L'organisation hardie de Victoria, sa façon de penser dégagée de toute contrainte, l'empêchèrent de s'offenser à la proposition du comte. Si elle eut pensé un instant que ses idées strictes sur l'honneur lui défendaient de la demander pour femme légitime, malgré son désir extrême d'avoir un amant, elle eut dû le repousser avec mépris; mais ici l'orgueil agit contre l'orgueil, et elle se persuada que Bérenza regardait le mariage comme une chose inutile, et même dégradante à un amour comme le sien.

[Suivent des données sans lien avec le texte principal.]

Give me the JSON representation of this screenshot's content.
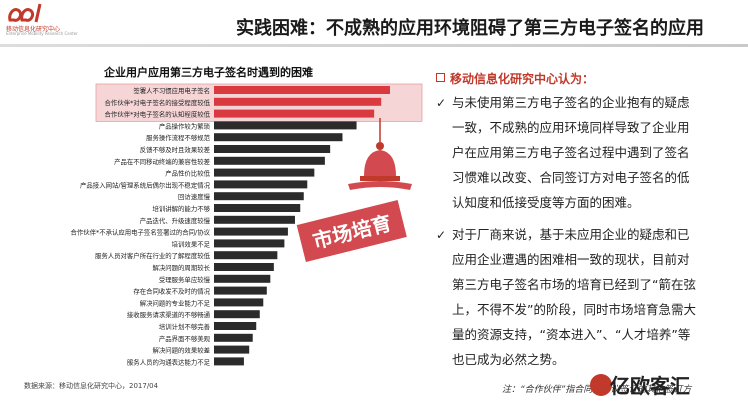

Ce fut en faisant cette fausse réflexion, qu'elle lui tendît les mains. Bérenza les saisit, avec ardeur, comme une marque de consentement; et s'asseyant aux pieds de sa maîtresse, qui lui souriait avec une vivacité extraordinaire, il parla plus en détail des arrangemens et des moyens à prendre pour quitter Montebello, sans être soupçonnés. Victoria l'écoutait avec délices; le plaisir animait ses joues et brillait dans ses regards hautains. Son cœur se pavanait aux discours du comte, et sans pouvoir rien définir, elle se sentait capable d'actions surprenantes. L'enthousiasme animait son sein, et répandait sa chaleur sur ses traits. Soudain, au milieu de ses félicitations, et tandis que Bérenza, encore à ses pieds, poursuivait son discours amoureux et décrivait ses plans pour leur bonheur à venir, arriva en frémissant de rage, et l'horreur peinte dans toute son attitude ... Laurina!
—Malheureuse, s'écria-t-elle, en prenant rudement le bras de sa fille, est-ce ainsi que vous récompensez mon indulgence envers vous, la confiance tendre et aveugle que je vous ai montrée? et vous, signor Bérenza, qui jouez ici le rôle d'un infâme séducteur, croyez-vous, par cette conduite, payer l'hospitalité du comte Adolphe? est-ce ainsi que vous vous dites son ami, en cherchant à nous ravir notre seul bien, l'innocente Victoria?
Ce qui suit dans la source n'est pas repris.